The numeric component uses sequential numbers to identify the maximum clearance distance between the curtain wall and the perimeter of the floor. The significance of the number used is:
To choose a system, we need to know the basic details of the application.
- The makeup of the exterior wall – Concrete panel, Spandrel Glass, Aluminum Panel, etc.
- Supports the exterior wall – Steel stud, aluminum mullions etc.
- Hourly rating requirement – F rating (1 – 2 hour)
- Smoke rating requirement – L rating (<.1 SCFM/LF)
- Joint width – Measured from edge of slab to nearest point of curtain wall
- Movement requirement – Must accommodate building movement (% of joint size)
- Special considerations, if any – Unique construction condition, environmental exposure
Upon successful completion of testing of fire barrier system by UL or Intertek Laboratories, the systems are judged eligible to bear UL Mark or ETL mark respectively. Furthermore, the certified systems are subjected to Follow up Service(FUS) as a part of a surveillance program post-certification to verify that the product still meets the original requirements it was certified under. Throughout the lifetime of a UL Certification, they conduct regular inspections of production facilities and products, with an end goal of total compliance.

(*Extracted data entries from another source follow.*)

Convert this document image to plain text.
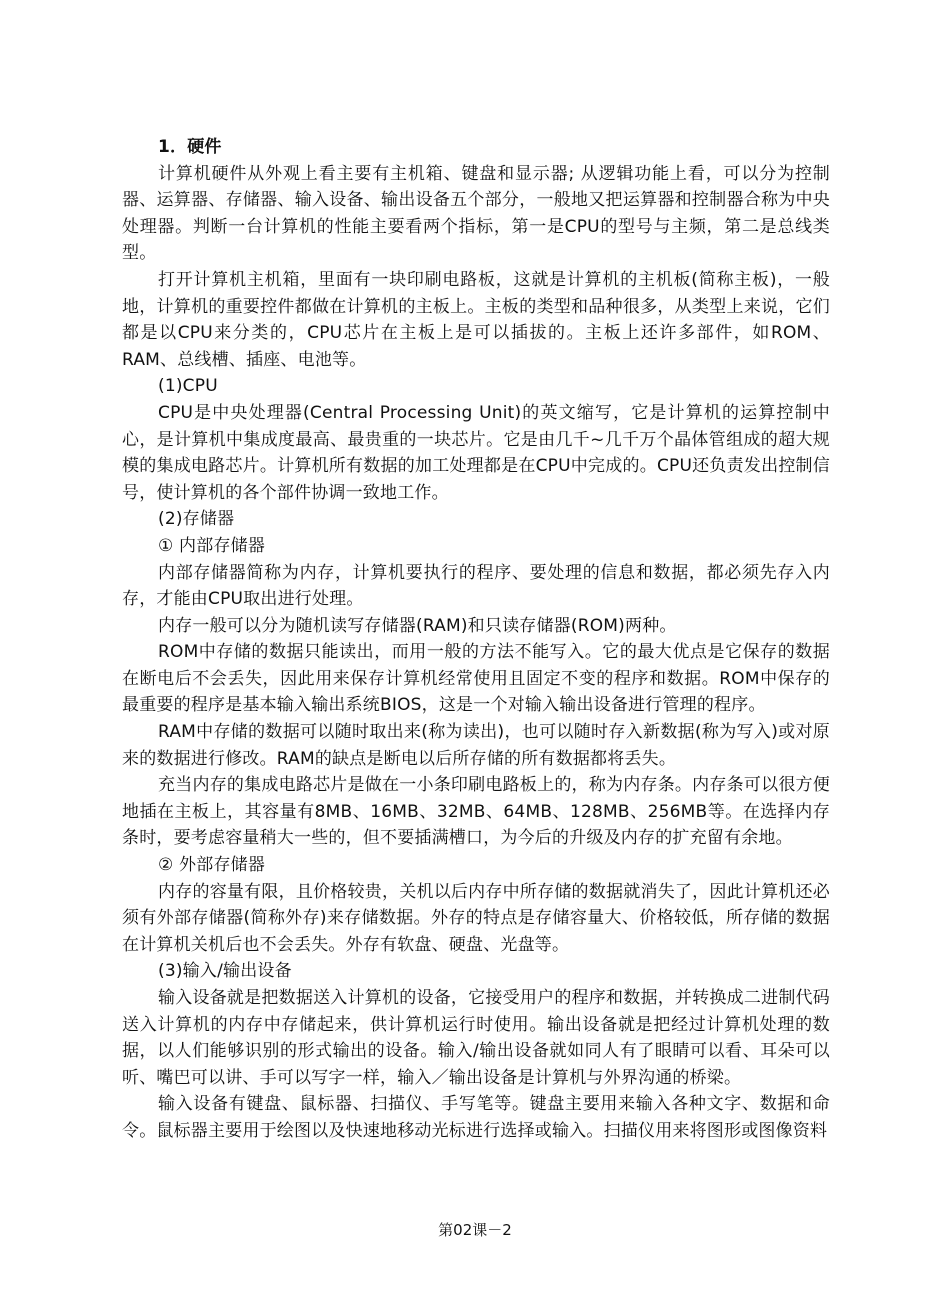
1．硬件

计算机硬件从外观上看主要有主机箱、键盘和显示器; 从逻辑功能上看，可以分为控制器、运算器、存储器、输入设备、输出设备五个部分，一般地又把运算器和控制器合称为中央处理器。判断一台计算机的性能主要看两个指标，第一是CPU的型号与主频，第二是总线类型。

打开计算机主机箱，里面有一块印刷电路板，这就是计算机的主机板(简称主板)，一般地，计算机的重要控件都做在计算机的主板上。主板的类型和品种很多，从类型上来说，它们都是以CPU来分类的，CPU芯片在主板上是可以插拔的。主板上还许多部件，如ROM、RAM、总线槽、插座、电池等。

(1)CPU

CPU是中央处理器(Central Processing Unit)的英文缩写，它是计算机的运算控制中心，是计算机中集成度最高、最贵重的一块芯片。它是由几千~几千万个晶体管组成的超大规模的集成电路芯片。计算机所有数据的加工处理都是在CPU中完成的。CPU还负责发出控制信号，使计算机的各个部件协调一致地工作。

(2)存储器

① 内部存储器

内部存储器简称为内存，计算机要执行的程序、要处理的信息和数据，都必须先存入内存，才能由CPU取出进行处理。

内存一般可以分为随机读写存储器(RAM)和只读存储器(ROM)两种。

ROM中存储的数据只能读出，而用一般的方法不能写入。它的最大优点是它保存的数据在断电后不会丢失，因此用来保存计算机经常使用且固定不变的程序和数据。ROM中保存的最重要的程序是基本输入输出系统BIOS，这是一个对输入输出设备进行管理的程序。

RAM中存储的数据可以随时取出来(称为读出)，也可以随时存入新数据(称为写入)或对原来的数据进行修改。RAM的缺点是断电以后所存储的所有数据都将丢失。

充当内存的集成电路芯片是做在一小条印刷电路板上的，称为内存条。内存条可以很方便地插在主板上，其容量有8MB、16MB、32MB、64MB、128MB、256MB等。在选择内存条时，要考虑容量稍大一些的，但不要插满槽口，为今后的升级及内存的扩充留有余地。

② 外部存储器

内存的容量有限，且价格较贵，关机以后内存中所存储的数据就消失了，因此计算机还必须有外部存储器(简称外存)来存储数据。外存的特点是存储容量大、价格较低，所存储的数据在计算机关机后也不会丢失。外存有软盘、硬盘、光盘等。

(3)输入/输出设备

输入设备就是把数据送入计算机的设备，它接受用户的程序和数据，并转换成二进制代码送入计算机的内存中存储起来，供计算机运行时使用。输出设备就是把经过计算机处理的数据，以人们能够识别的形式输出的设备。输入/输出设备就如同人有了眼睛可以看、耳朵可以听、嘴巴可以讲、手可以写字一样，输入／输出设备是计算机与外界沟通的桥梁。

输入设备有键盘、鼠标器、扫描仪、手写笔等。键盘主要用来输入各种文字、数据和命令。鼠标器主要用于绘图以及快速地移动光标进行选择或输入。扫描仪用来将图形或图像资料

第02课－2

Perimeter Fire Barrier Installation Typically, Firestop manufacturers will have their own programs and qualification criteria for installers wherein they educate and train them on the trade-specific installation methodologies. Since perimeter fire barrier systems are ‘Listed’ systems, they must be installed in accordance with their listing and the manufacturer’s installation instructions.

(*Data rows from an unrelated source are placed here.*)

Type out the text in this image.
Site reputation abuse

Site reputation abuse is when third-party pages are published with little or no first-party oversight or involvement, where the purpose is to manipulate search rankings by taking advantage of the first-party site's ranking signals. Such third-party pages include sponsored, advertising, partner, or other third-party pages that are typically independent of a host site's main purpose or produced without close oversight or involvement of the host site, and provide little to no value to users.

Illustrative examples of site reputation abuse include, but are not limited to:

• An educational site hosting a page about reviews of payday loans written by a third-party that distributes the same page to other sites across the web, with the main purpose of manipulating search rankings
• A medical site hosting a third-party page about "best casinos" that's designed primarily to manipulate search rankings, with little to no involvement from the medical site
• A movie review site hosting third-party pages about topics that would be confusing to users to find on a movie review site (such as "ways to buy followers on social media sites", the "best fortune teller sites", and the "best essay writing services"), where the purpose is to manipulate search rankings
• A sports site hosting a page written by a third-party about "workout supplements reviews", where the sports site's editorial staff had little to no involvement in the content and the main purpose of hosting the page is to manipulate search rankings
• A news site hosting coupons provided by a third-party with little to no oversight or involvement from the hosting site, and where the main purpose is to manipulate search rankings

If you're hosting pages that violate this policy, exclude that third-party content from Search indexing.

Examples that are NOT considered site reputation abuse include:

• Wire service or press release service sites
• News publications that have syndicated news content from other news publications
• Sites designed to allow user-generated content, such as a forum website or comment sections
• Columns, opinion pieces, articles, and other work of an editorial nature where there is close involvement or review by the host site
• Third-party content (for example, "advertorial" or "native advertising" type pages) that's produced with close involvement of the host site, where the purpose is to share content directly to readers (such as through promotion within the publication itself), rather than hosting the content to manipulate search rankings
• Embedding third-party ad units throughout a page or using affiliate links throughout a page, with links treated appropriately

The most critical points that are required to be considered for ensuring the effective functioning of the perimeter Fire barrier system include the following aspects:
- Is the rating of the perimeter fire barrier system equal to or greater than the floor it is adjacent to?
- Is the EOS joint system tested and listed by an accredited lab?
- Is the installation done by the trained and qualified installer?
- Is EJ made available in case of non availability of the tested system exactly matching the actual site condition
- Does the field installation follow the listing w.r.t width of the gap between floor edge and curtain wall, curtain wall spandrel insulation (type, thickness, density, etc.), safing insulation (type, depth, % of compression), etc
- Are the details of the installed system documented in an appropriate manner to enable the Inspections and maintenance of the Firestop system.
Conclusion
It is important to have the ‘Fire Barrier System’ appropriately designed, installed, inspected, documented and maintained for serving its intended use. The system shall bear the design ‘Listing’ and ‘approval’ label and conform to the construction type, joint gap and fire, smoke and movement rating requirements of each separate assembly. It is the responsibility of the product manufacturer/supplier to provide a formal submittal consisting of system design listing or test certifications, including illustrations, from an accredited testing laboratory as per referenced standards that are applicable to each system configuration.
Adherence to code requirements ensures safety and peace of mind for the builders, contractors, architects, inspectors and occupants. In addition, it helps the fire fighters to carry out firefighting and rescue operations thereby enable to save lives and protect assets.